The standout attraction at the Biltmore Estate is obviously George and Edith Vanderbilt II’s huge and lavish French Chateau mansion, built in the 1890s: the biggest private home in the United States, and a shining landmark of the Gilded Age. But the 8,000-acre estate grounds themselves, designed by the great landscape architect (and Central Park visionary) Frederick Law Olmsted, hold just as much magic, and the Deer Park Trail—part of some 22 miles of hiking trails on the site—shows it off at its best.
You need to pay the Biltmore Estate admission fee to hike its paths, but the payout is some of the prettiest countryside in Asheville’s hinterland.
The 2.5-mile-long course of the Deer Park Trail can be accessed from a few places, including from the South Terrace of the Biltmore house itself: Take in the long view out to the Blue Ridge skyline, then pass through the wrought-iron gate and pick up the path.
This upland route serves up vistas worthy of Romantic-era landscape paintings: broad sloping meadows, leafy groves, elegant plantings, and waterways. You’ll peer into the Walled Garden and admire the serene spread of Bass Lake; a spur trail accesses that pond, which includes handsome bridges and waterside benches. You’ll dip through a deep stand of exotic bamboo and skirt the Lagoon, another handsome water feature lying alongside the slow roll of the French Broad River.

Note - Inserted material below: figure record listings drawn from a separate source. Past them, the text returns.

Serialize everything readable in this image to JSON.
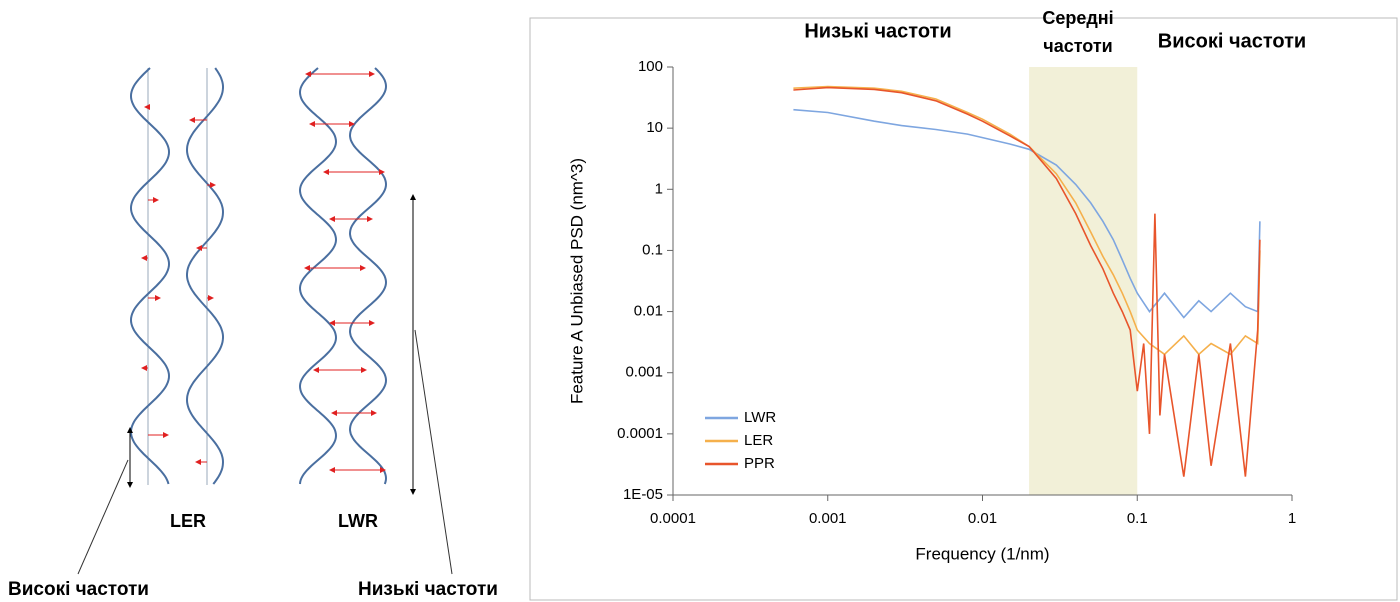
{
  "diagram": {
    "ler_label": "LER",
    "lwr_label": "LWR",
    "high_label": "Високі частоти",
    "low_label": "Низькі частоти"
  },
  "chart_data": {
    "type": "line",
    "annotations": [
      "Низькі частоти",
      "Середні",
      "частоти",
      "Високі частоти"
    ],
    "x_label": "Frequency (1/nm)",
    "y_label": "Feature A Unbiased PSD (nm^3)",
    "xscale": "log",
    "yscale": "log",
    "xlim": [
      0.0001,
      1
    ],
    "ylim": [
      1e-05,
      100
    ],
    "xticks": [
      0.0001,
      0.001,
      0.01,
      0.1,
      1
    ],
    "yticks": [
      {
        "value": 1e-05,
        "label": "1E-05"
      },
      0.0001,
      0.001,
      0.01,
      0.1,
      1,
      10,
      100
    ],
    "shaded_region": {
      "x": [
        0.02,
        0.1
      ],
      "color": "#f2f0d8"
    },
    "legend": "lower left",
    "series": [
      {
        "name": "LWR",
        "color": "#7ea6e0",
        "x": [
          0.0006,
          0.001,
          0.002,
          0.003,
          0.005,
          0.008,
          0.01,
          0.015,
          0.02,
          0.03,
          0.04,
          0.05,
          0.06,
          0.07,
          0.08,
          0.09,
          0.1,
          0.12,
          0.15,
          0.2,
          0.25,
          0.3,
          0.4,
          0.5,
          0.6,
          0.62
        ],
        "values": [
          20,
          18,
          13,
          11,
          9.5,
          8,
          7,
          5.5,
          4.5,
          2.5,
          1.2,
          0.6,
          0.3,
          0.15,
          0.07,
          0.035,
          0.02,
          0.01,
          0.02,
          0.008,
          0.015,
          0.01,
          0.02,
          0.012,
          0.01,
          0.3
        ]
      },
      {
        "name": "LER",
        "color": "#f5b04c",
        "x": [
          0.0006,
          0.001,
          0.002,
          0.003,
          0.005,
          0.008,
          0.01,
          0.015,
          0.02,
          0.03,
          0.04,
          0.05,
          0.06,
          0.07,
          0.08,
          0.09,
          0.1,
          0.12,
          0.15,
          0.2,
          0.25,
          0.3,
          0.4,
          0.5,
          0.6,
          0.62
        ],
        "values": [
          45,
          48,
          45,
          40,
          30,
          18,
          14,
          8,
          5,
          1.8,
          0.6,
          0.2,
          0.08,
          0.04,
          0.02,
          0.01,
          0.005,
          0.003,
          0.002,
          0.004,
          0.002,
          0.003,
          0.002,
          0.004,
          0.003,
          0.1
        ]
      },
      {
        "name": "PPR",
        "color": "#e8552b",
        "x": [
          0.0006,
          0.001,
          0.002,
          0.003,
          0.005,
          0.008,
          0.01,
          0.015,
          0.02,
          0.03,
          0.04,
          0.05,
          0.06,
          0.07,
          0.08,
          0.09,
          0.1,
          0.11,
          0.12,
          0.13,
          0.14,
          0.15,
          0.2,
          0.25,
          0.3,
          0.4,
          0.5,
          0.6,
          0.62
        ],
        "values": [
          42,
          46,
          43,
          38,
          28,
          17,
          13,
          7.5,
          5,
          1.5,
          0.4,
          0.12,
          0.05,
          0.02,
          0.01,
          0.005,
          0.0005,
          0.003,
          0.0001,
          0.4,
          0.0002,
          0.002,
          2e-05,
          0.002,
          3e-05,
          0.003,
          2e-05,
          0.005,
          0.15
        ]
      }
    ]
  }
}
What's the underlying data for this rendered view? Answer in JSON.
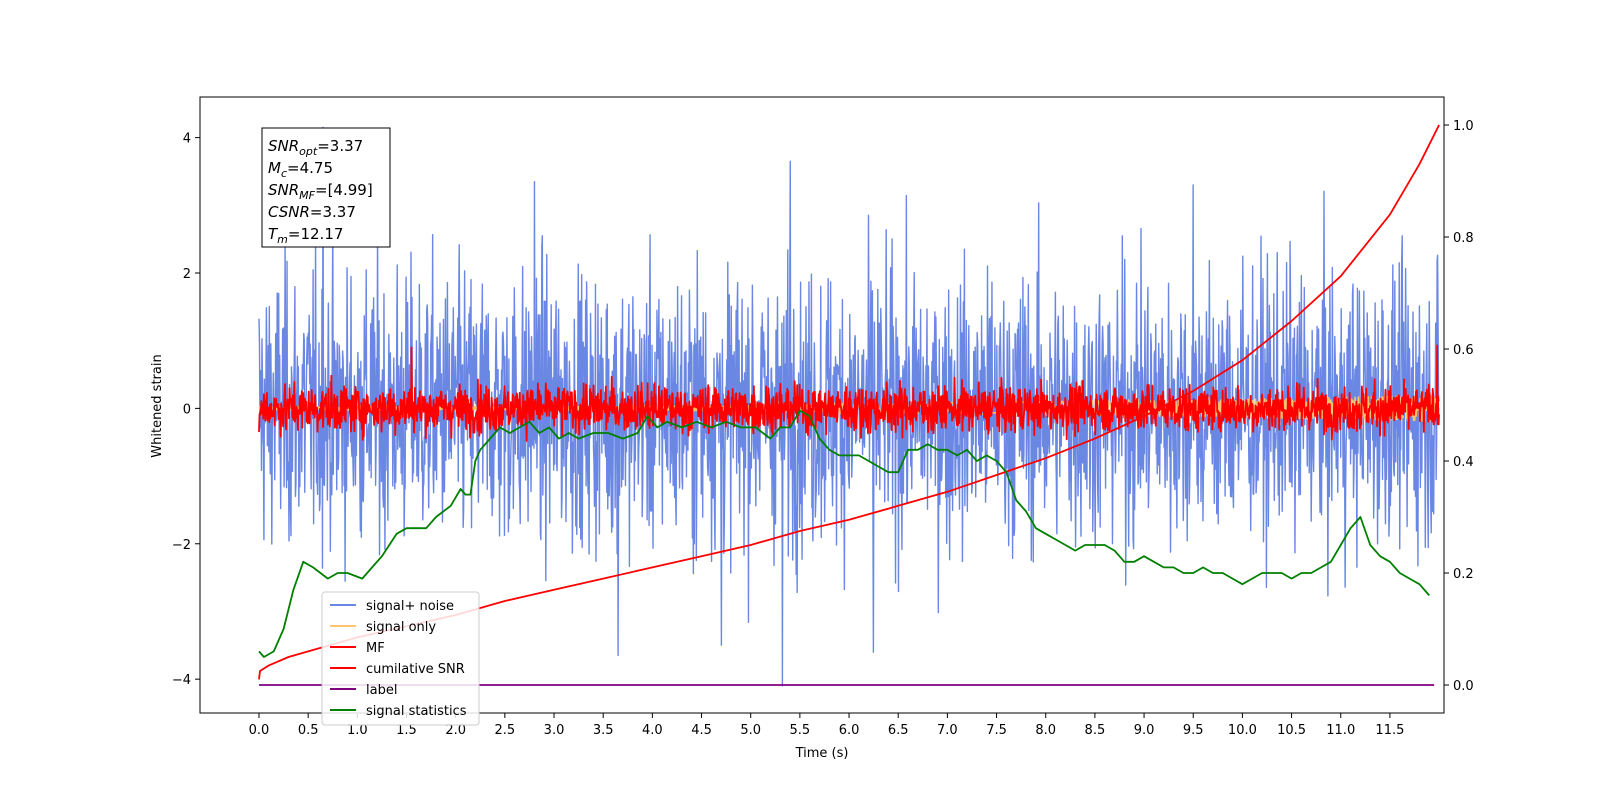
{
  "chart_data": {
    "type": "line",
    "title": "",
    "xlabel": "Time (s)",
    "ylabel": "Whitened strain",
    "xlim": [
      -0.6,
      12.05
    ],
    "ylim": [
      -4.5,
      4.6
    ],
    "y2lim": [
      -0.05,
      1.05
    ],
    "x_ticks": [
      "0.0",
      "0.5",
      "1.0",
      "1.5",
      "2.0",
      "2.5",
      "3.0",
      "3.5",
      "4.0",
      "4.5",
      "5.0",
      "5.5",
      "6.0",
      "6.5",
      "7.0",
      "7.5",
      "8.0",
      "8.5",
      "9.0",
      "9.5",
      "10.0",
      "10.5",
      "11.0",
      "11.5"
    ],
    "y_ticks": [
      "-4",
      "-2",
      "0",
      "2",
      "4"
    ],
    "y2_ticks": [
      "0.0",
      "0.2",
      "0.4",
      "0.6",
      "0.8",
      "1.0"
    ],
    "grid": false,
    "legend_position": "lower-left",
    "legend": [
      {
        "label": "signal+ noise",
        "color": "#6a87e3"
      },
      {
        "label": "signal only",
        "color": "#ffc66e"
      },
      {
        "label": "MF",
        "color": "#ff0000"
      },
      {
        "label": "cumilative SNR",
        "color": "#ff0000"
      },
      {
        "label": "label",
        "color": "#800080"
      },
      {
        "label": "signal statistics",
        "color": "#007f00"
      }
    ],
    "stats_box": [
      {
        "sym": "SNR",
        "sub": "opt",
        "value": "=3.37"
      },
      {
        "sym": "M",
        "sub": "c",
        "value": "=4.75"
      },
      {
        "sym": "SNR",
        "sub": "MF",
        "value": "=[4.99]"
      },
      {
        "sym": "CSNR",
        "sub": "",
        "value": "=3.37"
      },
      {
        "sym": "T",
        "sub": "m",
        "value": "=12.17"
      }
    ],
    "series": [
      {
        "name": "signal+ noise",
        "axis": "left",
        "color": "#6a87e3",
        "style": "noise",
        "x_range": [
          0,
          12.0
        ],
        "mean": 0.0,
        "std": 1.0,
        "peaks": [
          [
            0.65,
            4.15
          ],
          [
            5.4,
            3.65
          ],
          [
            2.8,
            3.35
          ],
          [
            9.5,
            3.3
          ],
          [
            5.32,
            -4.1
          ],
          [
            3.65,
            -3.65
          ],
          [
            6.25,
            -3.6
          ],
          [
            4.7,
            -3.5
          ]
        ]
      },
      {
        "name": "signal only",
        "axis": "left",
        "color": "#ffc66e",
        "style": "chirp",
        "x_range": [
          0,
          12.0
        ],
        "amplitude_start": 0.02,
        "amplitude_end": 0.2
      },
      {
        "name": "MF",
        "axis": "left",
        "color": "#ff0000",
        "style": "noise",
        "x_range": [
          0,
          12.0
        ],
        "mean": 0.0,
        "std": 0.17,
        "peaks": [
          [
            0.0,
            1.0
          ],
          [
            1.55,
            0.9
          ],
          [
            11.98,
            0.93
          ],
          [
            0.0,
            -0.35
          ]
        ]
      },
      {
        "name": "cumilative SNR",
        "axis": "right",
        "color": "#ff0000",
        "style": "line",
        "x": [
          0.0,
          0.01,
          0.1,
          0.3,
          0.5,
          1.0,
          1.5,
          2.0,
          2.5,
          3.0,
          3.5,
          4.0,
          4.5,
          5.0,
          5.5,
          6.0,
          6.5,
          7.0,
          7.5,
          8.0,
          8.5,
          9.0,
          9.5,
          10.0,
          10.5,
          11.0,
          11.5,
          11.8,
          12.0
        ],
        "y": [
          0.01,
          0.025,
          0.035,
          0.05,
          0.06,
          0.085,
          0.105,
          0.125,
          0.15,
          0.17,
          0.19,
          0.21,
          0.23,
          0.25,
          0.275,
          0.295,
          0.32,
          0.345,
          0.375,
          0.405,
          0.44,
          0.48,
          0.525,
          0.58,
          0.65,
          0.73,
          0.84,
          0.93,
          1.0
        ]
      },
      {
        "name": "label",
        "axis": "right",
        "color": "#800080",
        "style": "line",
        "x": [
          0.0,
          11.95
        ],
        "y": [
          0.0,
          0.0
        ]
      },
      {
        "name": "signal statistics",
        "axis": "right",
        "color": "#007f00",
        "style": "line",
        "x": [
          0.0,
          0.05,
          0.15,
          0.25,
          0.35,
          0.45,
          0.55,
          0.7,
          0.8,
          0.9,
          1.05,
          1.15,
          1.25,
          1.4,
          1.5,
          1.6,
          1.7,
          1.8,
          1.95,
          2.05,
          2.1,
          2.15,
          2.2,
          2.25,
          2.35,
          2.45,
          2.55,
          2.65,
          2.75,
          2.85,
          2.95,
          3.05,
          3.15,
          3.25,
          3.4,
          3.55,
          3.7,
          3.85,
          3.95,
          4.05,
          4.15,
          4.3,
          4.45,
          4.6,
          4.75,
          4.9,
          5.05,
          5.2,
          5.3,
          5.4,
          5.5,
          5.6,
          5.7,
          5.8,
          5.9,
          6.0,
          6.1,
          6.2,
          6.3,
          6.4,
          6.5,
          6.6,
          6.7,
          6.8,
          6.9,
          7.0,
          7.1,
          7.2,
          7.3,
          7.4,
          7.5,
          7.6,
          7.7,
          7.8,
          7.9,
          8.0,
          8.1,
          8.2,
          8.3,
          8.4,
          8.5,
          8.6,
          8.7,
          8.8,
          8.9,
          9.0,
          9.1,
          9.2,
          9.3,
          9.4,
          9.5,
          9.6,
          9.7,
          9.8,
          9.9,
          10.0,
          10.1,
          10.2,
          10.3,
          10.4,
          10.5,
          10.6,
          10.7,
          10.8,
          10.9,
          11.0,
          11.1,
          11.2,
          11.3,
          11.4,
          11.5,
          11.6,
          11.7,
          11.8,
          11.9
        ],
        "y": [
          0.06,
          0.05,
          0.06,
          0.1,
          0.17,
          0.22,
          0.21,
          0.19,
          0.2,
          0.2,
          0.19,
          0.21,
          0.23,
          0.27,
          0.28,
          0.28,
          0.28,
          0.3,
          0.32,
          0.35,
          0.34,
          0.34,
          0.4,
          0.42,
          0.44,
          0.46,
          0.45,
          0.46,
          0.47,
          0.45,
          0.46,
          0.44,
          0.45,
          0.44,
          0.45,
          0.45,
          0.44,
          0.45,
          0.48,
          0.46,
          0.47,
          0.46,
          0.47,
          0.46,
          0.47,
          0.46,
          0.46,
          0.44,
          0.46,
          0.46,
          0.49,
          0.48,
          0.44,
          0.42,
          0.41,
          0.41,
          0.41,
          0.4,
          0.39,
          0.38,
          0.38,
          0.42,
          0.42,
          0.43,
          0.42,
          0.42,
          0.41,
          0.42,
          0.4,
          0.41,
          0.4,
          0.38,
          0.33,
          0.31,
          0.28,
          0.27,
          0.26,
          0.25,
          0.24,
          0.25,
          0.25,
          0.25,
          0.24,
          0.22,
          0.22,
          0.23,
          0.22,
          0.21,
          0.21,
          0.2,
          0.2,
          0.21,
          0.2,
          0.2,
          0.19,
          0.18,
          0.19,
          0.2,
          0.2,
          0.2,
          0.19,
          0.2,
          0.2,
          0.21,
          0.22,
          0.25,
          0.28,
          0.3,
          0.25,
          0.23,
          0.22,
          0.2,
          0.19,
          0.18,
          0.16
        ]
      }
    ]
  }
}
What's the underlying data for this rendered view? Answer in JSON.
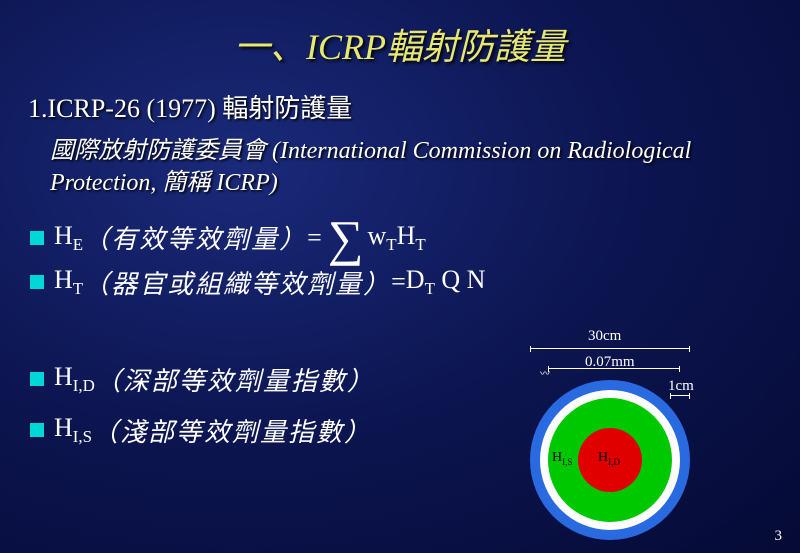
{
  "title": "一、ICRP輻射防護量",
  "subtitle": "1.ICRP-26 (1977) 輻射防護量",
  "para": "國際放射防護委員會 (International Commission on Radiological Protection, 簡稱 ICRP)",
  "bullets": {
    "he_lhs": "H",
    "he_sub": "E",
    "he_desc": "（有效等效劑量）",
    "he_eq": "= ",
    "he_rhs_w": "w",
    "he_rhs_wsub": "T",
    "he_rhs_h": "H",
    "he_rhs_hsub": "T",
    "ht_lhs": "H",
    "ht_sub": "T",
    "ht_desc": "（器官或組織等效劑量）",
    "ht_eq": "= ",
    "ht_rhs_d": "D",
    "ht_rhs_dsub": "T",
    "ht_rhs_rest": " Q N",
    "hid_lhs": "H",
    "hid_sub": "I,D",
    "hid_desc": "（深部等效劑量指數）",
    "his_lhs": "H",
    "his_sub": "I,S",
    "his_desc": "（淺部等效劑量指數）"
  },
  "diagram": {
    "outer_color": "#2a6ae0",
    "ring_color": "#ffffff",
    "mid_color": "#00c800",
    "inner_color": "#e00000",
    "outer_r": 80,
    "ring_r": 70,
    "mid_r": 62,
    "inner_r": 32,
    "label30": "30cm",
    "label007": "0.07mm",
    "label1": "1cm",
    "label_his": "H",
    "label_his_sub": "I,S",
    "label_hid": "H",
    "label_hid_sub": "I,D"
  },
  "pagenum": "3"
}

All in all, the Deer Park Trail cranks the pastoral splendor up to the max. A ramble on it makes an excellent accouterment to a tour of the Biltmore House interior!
- In the springtime, the Deer Park Trail offers birdwatchers many opportunities for spotting warblers and other migrants in canopies and shrubbery.
- Sunset on the Biltmore Estate is its own special attraction: Consider timing your Deer Park Trail hike to wind down this time of day so you can enjoy the sundown show over the mountains.
- Eager for more Biltmore Estate beauty as seen by foot? You can link up with the Lagoon Trail to make a longer outing.